The Nigeria Democratic Congress has fixed May 29, 2026, for its presidential primary election in Abuja and published a compact schedule for forms, screening and party primaries in late May.
Under the timetable, the party says the sale of nomination forms will run from May 21 to May 23, with screening of candidates concluding by May 26. Primary elections for other elective offices are set for May 27 and May 28, leaving the party’s presidential contest to be decided on May 29 in the federal capital.
The NDC has set the presidential form at 60 million naira, a single fee the party says includes both the expression of interest form and the nomination form. To widen access, the party announced a 50 percent discount for female aspirants and a 25 percent discount for persons with disabilities. The party’s internal timeline also lays out earlier steps: sale of expression of interest forms running from May 13 to May 18, screening and interviews from May 19 to May 21, and an appeals window tied to screening running from May 25 to May 26.

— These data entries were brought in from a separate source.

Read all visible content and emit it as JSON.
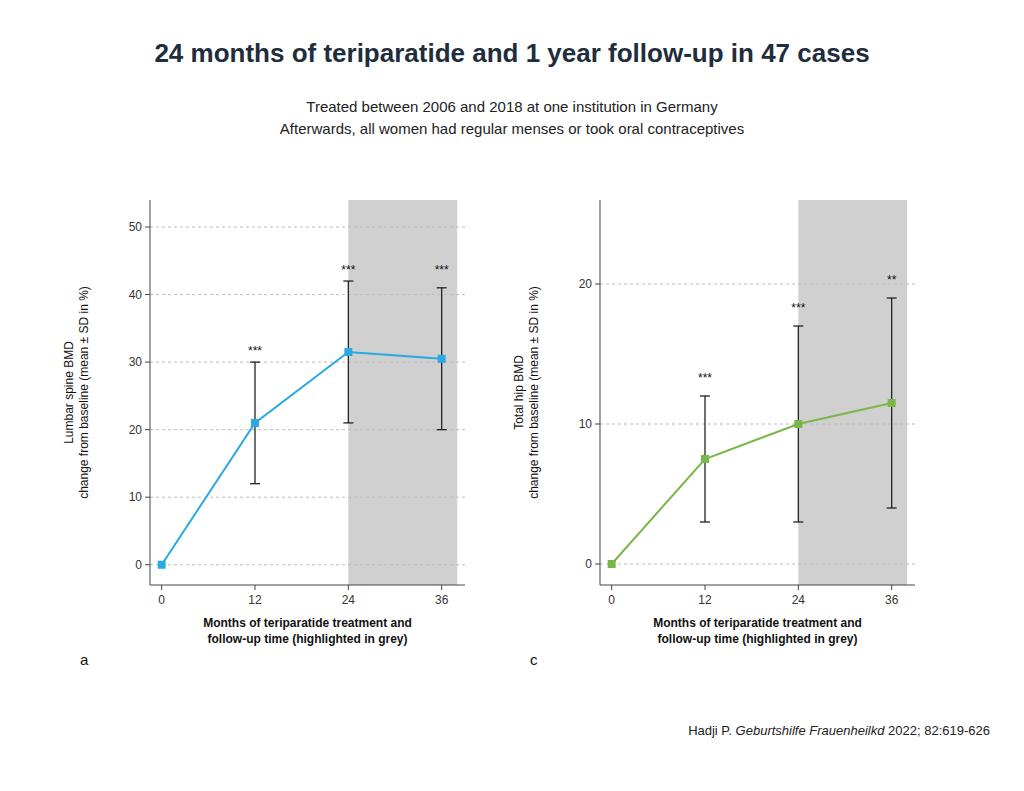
{
  "title": "24 months of teriparatide and 1 year follow-up in 47 cases",
  "subtitle": [
    "Treated between 2006 and 2018 at one institution in Germany",
    "Afterwards, all women had regular menses or took oral contraceptives"
  ],
  "annotations": [
    "Hadji P. ",
    "Geburtshilfe Frauenheilkd",
    " 2022; 82:619-626"
  ],
  "chart_data": [
    {
      "type": "line",
      "label": "a",
      "x": [
        0,
        12,
        24,
        36
      ],
      "series": [
        {
          "values": [
            0,
            21,
            31.5,
            30.5
          ],
          "errors": [
            0,
            9,
            10.5,
            10.5
          ],
          "color": "#29aae2",
          "marker": "square"
        }
      ],
      "xlabel": "Months of teriparatide treatment and\nfollow-up time (highlighted in grey)",
      "ylabel": "Lumbar spine BMD\nchange from baseline (mean ± SD in %)",
      "xlim": [
        -1.5,
        39
      ],
      "ylim": [
        -3,
        54
      ],
      "xticks": [
        0,
        12,
        24,
        36
      ],
      "yticks": [
        0,
        10,
        20,
        30,
        40,
        50
      ],
      "grid": true,
      "highlight": {
        "x": [
          24,
          38
        ],
        "color": "#d0d0d0"
      },
      "annotations": [
        {
          "x": 12,
          "y": 31,
          "text": "***"
        },
        {
          "x": 24,
          "y": 43,
          "text": "***"
        },
        {
          "x": 36,
          "y": 43,
          "text": "***"
        }
      ]
    },
    {
      "type": "line",
      "label": "c",
      "x": [
        0,
        12,
        24,
        36
      ],
      "series": [
        {
          "values": [
            0,
            7.5,
            10,
            11.5
          ],
          "errors": [
            0,
            4.5,
            7,
            7.5
          ],
          "color": "#7ab648",
          "marker": "square"
        }
      ],
      "xlabel": "Months of teriparatide treatment and\nfollow-up time (highlighted in grey)",
      "ylabel": "Total hip BMD\nchange from baseline (mean ± SD in %)",
      "xlim": [
        -1.5,
        39
      ],
      "ylim": [
        -1.5,
        26
      ],
      "xticks": [
        0,
        12,
        24,
        36
      ],
      "yticks": [
        0,
        10,
        20
      ],
      "grid": true,
      "highlight": {
        "x": [
          24,
          38
        ],
        "color": "#d0d0d0"
      },
      "annotations": [
        {
          "x": 12,
          "y": 13,
          "text": "***"
        },
        {
          "x": 24,
          "y": 18,
          "text": "***"
        },
        {
          "x": 36,
          "y": 20,
          "text": "**"
        }
      ]
    }
  ]
}
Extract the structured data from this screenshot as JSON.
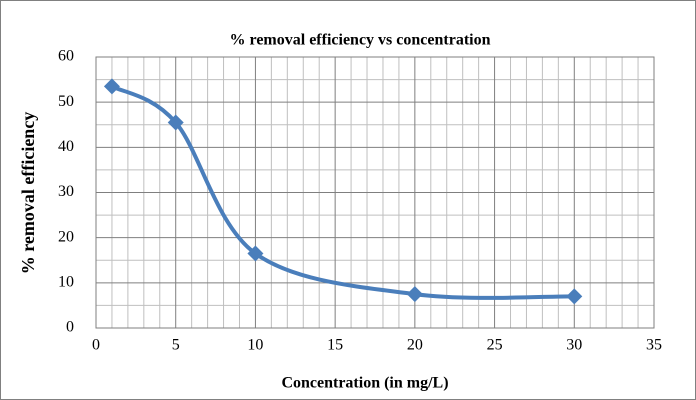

The schedule plugs into the national electoral calendar issued by the Independent National Electoral Commission, which set a formal window for parties to hold primaries between April 23 and May 30, 2026. INEC also set May 10, 2026, as a deadline for parties to submit their membership registers and reiterated that registers must be submitted not later than 21 days before the holding of the respective primaries. National voting days sit months later: Nigeria will hold presidential and National Assembly elections on January 16, 2027, followed by governorship and State Houses of Assembly elections on February 6, 2027. Campaigning for the presidential and National Assembly contests begins on August 19, 2026, while campaigns for governorship and state assembly contests open on September 9, 2026.
The numbers underscore how compressed the run-up to the NDC’s internal contest will be. With nomination sales and candidate screening compressed into roughly two weeks, the party has scheduled its own primaries at the tail end of the national window allowed by INEC. The 60 million naira fee — even with discounts for women and persons with disabilities — is a headline figure that will shape who chooses to run and how aspirants budget for both expression and formal nomination.
The timetable contains two practical frictions. First, INEC’s rule that a party’s membership register be submitted not later than 21 days before its primaries puts a technical deadline in tension with the commission’s separate May 10 overall deadline. For a presidential primary on May 29, the 21-day rule would imply a register submission date of around May 8 — before the universal May 10 cut-off. That overlap leaves parties with little room for error in preparing and filing membership documents. Second, the party’s own appeals window from May 25 to May 26 ends just three days before the presidential primary, a narrow margin to resolve eligibility disputes and potential internal challenges ahead of voting in Abuja.
Media reports have noted that the NDC is among the later major opposition parties to publish an internal timetable, after other parties released their programmes earlier in the primary window. Some reporting has also presented a different breakdown of the 60 million naira fee, splitting it into a 20 million naira expression of interest and a 40 million naira nomination fee, while the NDC describes the total as a single combined price.
The most consequential question now is procedural: can the NDC complete screening, settle appeals and submit an accepted membership register to INEC within the narrow windows set by both the party and the commission so that the May 29 contest proceeds without legal hitches? How the party handles those deadlines in the coming weeks will determine whether its timetable delivers a clean nomination or fuels fresh internal disputes ahead of the national campaign season.